What about the sites that are losing money because you're not paying them anymore? Fuck em. Subscription sites like Netflix don't need my money and I hope they die. Ad-based sites should consider being less annoying. This is also a flawed way of looking at things. Pirated copies of something aren't potential sales that have been lost because people may and often do pirate things that they wouldn't pay for otherwise. Case in point, I acquired 15 seasons of Supernatural. It's a terrible show and I'm enjoying it immensely, but under no circumstances would I pay real human money for it. Hell, they should be paying me for watching this.

Isn't this a bit paranoid? Streaming is just the way of the future. It's a bad future.

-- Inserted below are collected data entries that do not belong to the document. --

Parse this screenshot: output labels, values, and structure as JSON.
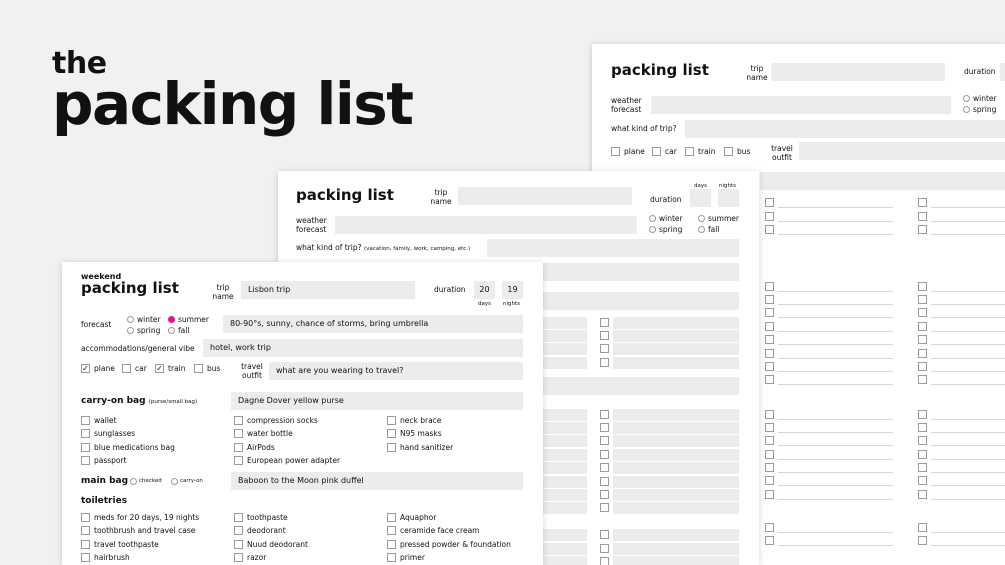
{
  "hero": {
    "top": "the",
    "title": "packing list"
  },
  "back_sheet": {
    "title": "packing list",
    "trip_name_label": "trip name",
    "duration_label": "duration",
    "weather_label": "weather forecast",
    "seasons": [
      "winter",
      "spring"
    ],
    "trip_kind_label": "what kind of trip?",
    "transport": [
      "plane",
      "car",
      "train",
      "bus"
    ],
    "travel_outfit_label": "travel outfit"
  },
  "middle_sheet": {
    "title": "packing list",
    "trip_name_label": "trip name",
    "duration_label": "duration",
    "days_label": "days",
    "nights_label": "nights",
    "weather_label": "weather forecast",
    "seasons": [
      "winter",
      "summer",
      "spring",
      "fall"
    ],
    "trip_kind_label": "what kind of trip?",
    "trip_kind_hint": "(vacation, family, work, camping, etc.)"
  },
  "front_sheet": {
    "subtitle": "weekend",
    "title": "packing list",
    "trip_name_label": "trip name",
    "trip_name_value": "Lisbon trip",
    "duration_label": "duration",
    "days_value": "20",
    "nights_value": "19",
    "days_label": "days",
    "nights_label": "nights",
    "forecast_label": "forecast",
    "seasons": [
      {
        "label": "winter",
        "selected": false
      },
      {
        "label": "summer",
        "selected": true
      },
      {
        "label": "spring",
        "selected": false
      },
      {
        "label": "fall",
        "selected": false
      }
    ],
    "forecast_value": "80-90°s, sunny, chance of storms, bring umbrella",
    "vibe_label": "accommodations/general vibe",
    "vibe_value": "hotel, work trip",
    "transport": [
      {
        "label": "plane",
        "checked": true
      },
      {
        "label": "car",
        "checked": false
      },
      {
        "label": "train",
        "checked": true
      },
      {
        "label": "bus",
        "checked": false
      }
    ],
    "travel_outfit_label": "travel outfit",
    "travel_outfit_value": "what are you wearing to travel?",
    "carry_on_label": "carry-on bag",
    "carry_on_hint": "(purse/small bag)",
    "carry_on_value": "Dagne Dover yellow purse",
    "carry_on_items": [
      "wallet",
      "compression socks",
      "neck brace",
      "sunglasses",
      "water bottle",
      "N95 masks",
      "blue medications bag",
      "AirPods",
      "hand sanitizer",
      "passport",
      "European power adapter"
    ],
    "main_bag_label": "main bag",
    "main_bag_options": [
      "checked",
      "carry-on"
    ],
    "main_bag_value": "Baboon to the Moon pink duffel",
    "toiletries_label": "toiletries",
    "toiletries_items": [
      "meds for 20 days, 19 nights",
      "toothpaste",
      "Aquaphor",
      "toothbrush and travel case",
      "deodorant",
      "ceramide face cream",
      "travel toothpaste",
      "Nuud deodorant",
      "pressed powder & foundation",
      "hairbrush",
      "razor",
      "primer"
    ]
  },
  "colors": {
    "accent": "#e0168b",
    "field": "#ececec",
    "background": "#f1f1f1"
  }
}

Besides, some people say that cryptocurrency is the way of the future and even though it demonstrably isn't it would be a TERRIBLE future if it was. And I'm not convinced that streaming is the way of the future. It's showing its cracks. At some point something is going to happen and it'll lose its ubiquity, and when that happens I'm still going to be working my way through 15 seasons of Supernatural from the privacy of my hard drive.

You can't download everything you'd ever want. Why bother? Well, I'm probably not going to be able to read every book in the world that I'd ever want to before I die. That doesn't mean I should give up on reading.

Isn't it misguided to prioritise digital media so much when physical media has the same benefits? Correct! That's why I staunchly support people who collect physical media too. I prefer reading physical books and comics myself, and I've started on a CD collection.

References

The Internet Archive.

The data hoarding subreddit.

VLC Media Player is open source and can play a lot of file types.


You should of course purchase everything and through legal vendors. It's important to operate within the laws of your country and state. Capitalism isn't so bad. Everything is fine.